There are experiments done based on research done on the brain. For example there is a group involved in something called The Global Consciousness Project, which researches the many states people are in thought the world, trying to find connections between the different states of consciousness. Different thoughts and emotions provide different outputs of energy, which is measured to find different descriptors of what consciousness can be. A thought experiment called Schrödinger’s Cat, tries to measure the state of the object when it is in suspended animation. The observer has to make the call is the object, in this case a cat) is dead or alive when the box with the cat inside is exposed to the observer. There is argument whether this observation is a true measurement of the cat’s state, because the cat, if it survives, thinks he was completely alive the whole time however to the outside observer the animal looked dead. Roger Penrose brings the third culture into this topic, which is a valid observation. He talks about how measuring something in relation to consciousness has to be with something more than just numbers, which would involve not only scientific thought but artistic input as well.

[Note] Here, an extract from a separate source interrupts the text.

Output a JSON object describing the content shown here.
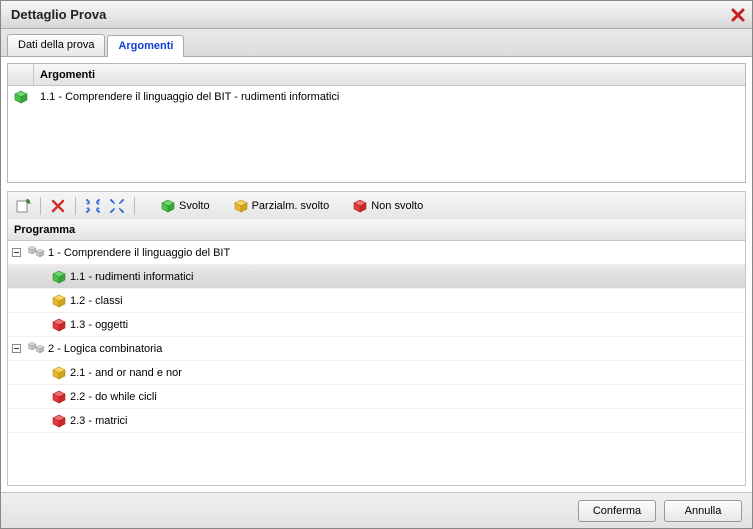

The neuron connection is the brain are expressed through art work as well: 
Sumi-e paining by Dr. Dunn

Todd Carpenter's "ISOTHUJONE"

Bibliography

Brockman, John. "The Third Culture - Chapter 14." The Third Culture - Chapter 14. Simon & Schuster, 1995. Web. 14 May 2016. <https://www.edge.org/documents/ThirdCulture/v-Ch.14.html>.

Feelings. Perf. The Amygdaloids. https://www.youtube.com/watch?v=AMI3hbgRj6o

Frazzetto, Giovanni, and Suzanne Anker. "Neuroculture." Nature Reviews Neuroscience Nat Rev Neurosci 10.11 (2009): 815-21. Web.  

"The Global Consciousness Project." Global Consciousness Project: Introduction
Web. 14 May 2016. <http://noosphere.princeton.edu/gcpintro.html>.

Vankin, Deborah. "Todd Carpenter on Art, Neuroscience and Seeing the Light." Los Angeles Times. Los Angeles Times, 28 Aug. 2015. Web. 14 May 2016.

Vesna, Victoria. "Unit 7 Veiw." UC Online. Web. 14 May 2016. 
<https://cole2.uconline.edu/courses/484297/pages/unit-7-view?module_item_id=8599411>.

"Schrödinger's Cat." Wikipedia. Wikimedia Foundation, Web. 14 May 2016. <https://en.wikipedia.org/wiki/Schrödinger's_cat>.

Woollaston, Victoria. "A Beautiful Mind: Japanese-style Art Inspired by Neuroscience Reveals Grey Matter in Much More Colourful Glory." Mail Online. Associated Newspapers, 15 Dec. 2014. Web. 14 May 2016.